Comment by James at 5:43 am on 18 June 2015 at

Can you run this again using io.js instead of node? (You won’t need to edit your code) We noticed huge performance gains as iojs I’d using the latest V8 engine and it’d be interesting to see if that closes the gap.

Comment by Graeme at 6:53 am on 18 June 2015 at

I am fairly sure io.js would beat the TCL code. Is there an easy way to install it on Ubuntu? Its not a huge concern for me because from what I have read (e.g. here: https://raygun.io/blog/2015/05/performance-showdown-node-js-vs-io-js-v2-0-0/ ) we are talking about fairly marginal differences in micro-benchmarks that only measure one aspect of performance. However, if it is easy to do, I am happy to try it.

Comment by Xcott at 5:28 pm on 18 June 2015 at

@Diogo a simple benchmark run on a laptop is not expected to be scientific, but it is nevertheless very useful and informative.

I once sat in a programming class taught by Brian Kernighan, who ran an informal shootout between a bunch of languages—Java, C, perl, FORTRAN—mostly to put those performance differences in perspective. It was incredibly educational, even though it wasn’t run on 100 different platforms and analyzed using ANOVA or whatnot.

Comment by Sam Roberts at 5:47 pm on 18 June 2015 at

tcl is a very thin language, using it to put a layer over epoll and then discovering its faster than node is a “shrug”. You’d expect that. It doesn’t even implement real garbage collection, AFAICT. So, your tiny garbage-less demo app – runs like hell. Start adding some features, like code, and then see whether v8 or tcl run better as the garbage accumulates. Also, node/libuv has good async support for a lot more than what you can do with epoll, which is basically just network connections, like kicking blocking filesystem i/o out onto a thread pool. Change your demo app to read a bit of text from FS… does dandelion deal with that? How robust is its HTTP parser? Does it handle upgrade to websockets, multipart streaming APIs for huge data, etc.? As other posters have said, anyone can write a faster binding to epoll in a lower-level language, or just C, than node… but node makes as lot more i/o than just sockets async. And “how do I install node on ubuntu” is a weird question to ask in forums, but I’ll answer: iojs.org and nodejs.org both have pre-compiled linux tarballs. Download, untar, run.

Comment by Graeme at 6:45 pm on 18 June 2015 at

Sam, I asked the person who asked me to try io.js whether it was an easy install on Ubuntu – he wanted it done, so I do not see why the onus should be on me to look around the io.js site? If its not in the Ubuntu repos, its a reasonable question. Also, this is not a forum, its a blog. More to the point, its my blog and I will ask whoever I like, whatever I like on it!

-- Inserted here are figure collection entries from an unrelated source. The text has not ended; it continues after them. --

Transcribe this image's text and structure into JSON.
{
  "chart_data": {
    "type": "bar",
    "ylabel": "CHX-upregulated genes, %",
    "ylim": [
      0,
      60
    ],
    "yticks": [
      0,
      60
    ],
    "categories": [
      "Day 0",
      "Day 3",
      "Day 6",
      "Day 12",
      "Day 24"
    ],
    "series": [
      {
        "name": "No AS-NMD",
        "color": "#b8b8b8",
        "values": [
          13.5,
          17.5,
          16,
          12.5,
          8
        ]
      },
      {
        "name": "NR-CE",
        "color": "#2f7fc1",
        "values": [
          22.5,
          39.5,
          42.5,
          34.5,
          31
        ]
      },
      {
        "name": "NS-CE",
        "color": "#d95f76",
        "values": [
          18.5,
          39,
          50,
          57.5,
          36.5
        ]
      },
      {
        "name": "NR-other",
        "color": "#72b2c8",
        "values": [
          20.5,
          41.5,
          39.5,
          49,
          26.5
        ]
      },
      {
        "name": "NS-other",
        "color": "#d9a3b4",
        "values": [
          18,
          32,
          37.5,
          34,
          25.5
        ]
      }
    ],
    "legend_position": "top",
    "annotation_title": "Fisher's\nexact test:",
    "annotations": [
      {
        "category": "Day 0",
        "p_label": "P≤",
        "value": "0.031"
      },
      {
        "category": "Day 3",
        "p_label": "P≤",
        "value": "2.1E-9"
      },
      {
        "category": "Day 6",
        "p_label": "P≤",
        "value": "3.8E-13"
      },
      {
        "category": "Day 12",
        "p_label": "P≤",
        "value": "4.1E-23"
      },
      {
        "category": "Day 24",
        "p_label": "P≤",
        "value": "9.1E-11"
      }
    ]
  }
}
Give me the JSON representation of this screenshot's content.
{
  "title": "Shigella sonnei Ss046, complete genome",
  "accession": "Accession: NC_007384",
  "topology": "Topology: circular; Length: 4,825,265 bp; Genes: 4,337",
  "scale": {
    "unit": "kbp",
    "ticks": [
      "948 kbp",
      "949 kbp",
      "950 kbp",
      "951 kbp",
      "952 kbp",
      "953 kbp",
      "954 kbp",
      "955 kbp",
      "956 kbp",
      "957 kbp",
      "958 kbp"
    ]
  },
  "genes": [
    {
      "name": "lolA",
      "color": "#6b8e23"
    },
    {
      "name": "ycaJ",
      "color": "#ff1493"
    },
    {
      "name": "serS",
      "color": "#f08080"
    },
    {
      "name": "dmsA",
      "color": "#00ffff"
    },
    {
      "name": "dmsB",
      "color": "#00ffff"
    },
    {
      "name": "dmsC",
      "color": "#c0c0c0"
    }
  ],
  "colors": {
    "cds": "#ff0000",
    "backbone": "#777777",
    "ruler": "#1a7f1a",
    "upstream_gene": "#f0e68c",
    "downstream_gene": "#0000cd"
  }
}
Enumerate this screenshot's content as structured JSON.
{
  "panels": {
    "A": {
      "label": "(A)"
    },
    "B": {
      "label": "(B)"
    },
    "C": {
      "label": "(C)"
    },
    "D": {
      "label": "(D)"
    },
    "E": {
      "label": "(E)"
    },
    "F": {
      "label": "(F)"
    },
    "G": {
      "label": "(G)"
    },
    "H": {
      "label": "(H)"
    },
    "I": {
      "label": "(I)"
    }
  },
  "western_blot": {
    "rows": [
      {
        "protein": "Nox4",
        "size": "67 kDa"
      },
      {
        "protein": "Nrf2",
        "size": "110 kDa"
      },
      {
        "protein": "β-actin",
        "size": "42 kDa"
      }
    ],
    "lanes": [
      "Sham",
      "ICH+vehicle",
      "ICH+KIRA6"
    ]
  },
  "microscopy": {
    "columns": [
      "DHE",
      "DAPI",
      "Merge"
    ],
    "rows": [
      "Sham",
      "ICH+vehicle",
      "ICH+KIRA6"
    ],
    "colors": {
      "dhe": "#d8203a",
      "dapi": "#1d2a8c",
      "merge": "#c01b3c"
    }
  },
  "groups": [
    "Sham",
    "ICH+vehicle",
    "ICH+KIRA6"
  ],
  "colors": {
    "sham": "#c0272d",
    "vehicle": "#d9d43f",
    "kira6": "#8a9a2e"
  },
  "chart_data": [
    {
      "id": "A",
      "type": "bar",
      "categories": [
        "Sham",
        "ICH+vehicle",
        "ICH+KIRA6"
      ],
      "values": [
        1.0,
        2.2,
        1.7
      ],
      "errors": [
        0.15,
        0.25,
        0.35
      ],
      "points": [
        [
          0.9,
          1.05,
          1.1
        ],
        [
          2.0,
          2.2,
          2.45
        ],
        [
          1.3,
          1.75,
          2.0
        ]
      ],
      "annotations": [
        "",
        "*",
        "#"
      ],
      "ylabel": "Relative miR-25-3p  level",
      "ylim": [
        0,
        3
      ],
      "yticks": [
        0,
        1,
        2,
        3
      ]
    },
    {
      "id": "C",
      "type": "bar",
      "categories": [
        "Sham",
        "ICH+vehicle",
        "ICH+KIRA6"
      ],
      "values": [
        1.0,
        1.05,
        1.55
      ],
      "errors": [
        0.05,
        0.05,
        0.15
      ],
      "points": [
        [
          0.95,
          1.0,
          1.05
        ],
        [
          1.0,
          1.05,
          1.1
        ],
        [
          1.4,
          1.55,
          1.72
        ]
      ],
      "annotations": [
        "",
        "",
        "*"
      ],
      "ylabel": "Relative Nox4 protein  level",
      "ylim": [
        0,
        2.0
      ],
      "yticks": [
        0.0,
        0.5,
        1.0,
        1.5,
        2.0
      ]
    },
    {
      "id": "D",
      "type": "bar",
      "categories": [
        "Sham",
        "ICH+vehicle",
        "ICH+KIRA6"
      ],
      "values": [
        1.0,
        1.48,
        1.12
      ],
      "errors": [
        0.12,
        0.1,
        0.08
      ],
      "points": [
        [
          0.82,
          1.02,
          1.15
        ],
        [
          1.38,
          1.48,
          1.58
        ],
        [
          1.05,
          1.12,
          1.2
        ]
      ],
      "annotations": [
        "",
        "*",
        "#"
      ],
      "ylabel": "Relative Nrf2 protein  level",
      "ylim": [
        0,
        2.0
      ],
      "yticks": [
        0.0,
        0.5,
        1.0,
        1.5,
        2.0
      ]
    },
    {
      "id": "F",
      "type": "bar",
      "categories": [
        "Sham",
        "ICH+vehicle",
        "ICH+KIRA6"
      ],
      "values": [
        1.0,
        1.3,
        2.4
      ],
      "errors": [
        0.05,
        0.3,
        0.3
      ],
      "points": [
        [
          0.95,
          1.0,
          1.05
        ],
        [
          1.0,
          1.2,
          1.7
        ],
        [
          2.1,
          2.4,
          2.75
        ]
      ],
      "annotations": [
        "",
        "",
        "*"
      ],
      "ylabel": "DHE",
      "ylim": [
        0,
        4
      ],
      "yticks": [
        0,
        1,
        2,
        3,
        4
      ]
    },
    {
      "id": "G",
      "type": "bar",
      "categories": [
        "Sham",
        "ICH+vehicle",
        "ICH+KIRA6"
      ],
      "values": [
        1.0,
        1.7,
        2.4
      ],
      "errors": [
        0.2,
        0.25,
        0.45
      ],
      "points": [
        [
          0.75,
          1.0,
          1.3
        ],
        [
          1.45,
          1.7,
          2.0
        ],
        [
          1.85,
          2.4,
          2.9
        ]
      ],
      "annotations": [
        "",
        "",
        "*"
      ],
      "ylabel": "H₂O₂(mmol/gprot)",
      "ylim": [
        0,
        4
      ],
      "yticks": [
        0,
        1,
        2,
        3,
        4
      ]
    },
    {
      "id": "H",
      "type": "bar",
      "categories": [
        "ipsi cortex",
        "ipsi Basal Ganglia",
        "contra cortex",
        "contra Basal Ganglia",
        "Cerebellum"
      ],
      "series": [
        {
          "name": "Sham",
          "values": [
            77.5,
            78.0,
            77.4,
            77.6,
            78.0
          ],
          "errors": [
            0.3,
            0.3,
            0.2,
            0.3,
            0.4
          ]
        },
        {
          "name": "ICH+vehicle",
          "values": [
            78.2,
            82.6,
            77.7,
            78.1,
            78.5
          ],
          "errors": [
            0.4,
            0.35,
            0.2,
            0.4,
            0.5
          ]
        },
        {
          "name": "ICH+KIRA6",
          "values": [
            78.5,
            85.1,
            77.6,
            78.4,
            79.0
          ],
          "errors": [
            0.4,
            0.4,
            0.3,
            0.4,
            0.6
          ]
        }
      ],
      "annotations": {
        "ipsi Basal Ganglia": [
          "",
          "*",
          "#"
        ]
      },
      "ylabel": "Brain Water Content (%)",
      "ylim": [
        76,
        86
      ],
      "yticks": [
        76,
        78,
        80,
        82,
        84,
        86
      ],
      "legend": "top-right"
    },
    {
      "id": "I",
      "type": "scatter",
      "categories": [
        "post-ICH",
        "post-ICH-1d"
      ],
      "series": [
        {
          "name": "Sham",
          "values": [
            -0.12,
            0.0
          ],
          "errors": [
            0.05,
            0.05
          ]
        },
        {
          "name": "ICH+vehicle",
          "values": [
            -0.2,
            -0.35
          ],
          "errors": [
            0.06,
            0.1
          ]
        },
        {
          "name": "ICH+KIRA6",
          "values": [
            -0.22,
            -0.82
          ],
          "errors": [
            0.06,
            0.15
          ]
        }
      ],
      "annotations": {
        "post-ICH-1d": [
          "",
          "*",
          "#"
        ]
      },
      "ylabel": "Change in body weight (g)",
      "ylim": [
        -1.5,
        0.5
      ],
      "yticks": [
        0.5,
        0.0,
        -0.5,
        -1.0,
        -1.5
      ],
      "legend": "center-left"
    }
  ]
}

It depends what you mean by “proper” garbage collection…

If you want file system reads using a thread pool, TCL has threading and a thread pool package.

The problem with making a test more realistic, is that then you have to make sure that both implementations are equally optimised, and you really need to test a range of tasks (because two very different languages may excel at different tasks), etc.

This is not supposed to be a general test of TCL vs JS for event driven web apps: its purpose is much narrower as I explained in the post (and countless times since!). If you want a more realistic test something like pulling some data from a database and returning it as JSON, or a minimal chat app etc. would be better, and you would probably test Node against a more mature and complete (and optimised!) TCL server like Wub or TclHttpd.

Frankly, if anyone thinks that this means they should use Dandelion instead of Node on the basis of my tests, they are complete idiots. If, on the other hand, someone thinks “um, I have a project for which I need an event driven server and TCL looks like a good fit for the task in hand, and it looks like it can perform reasonably, lets do some further testing” that would be a sensible thing to take away from this post.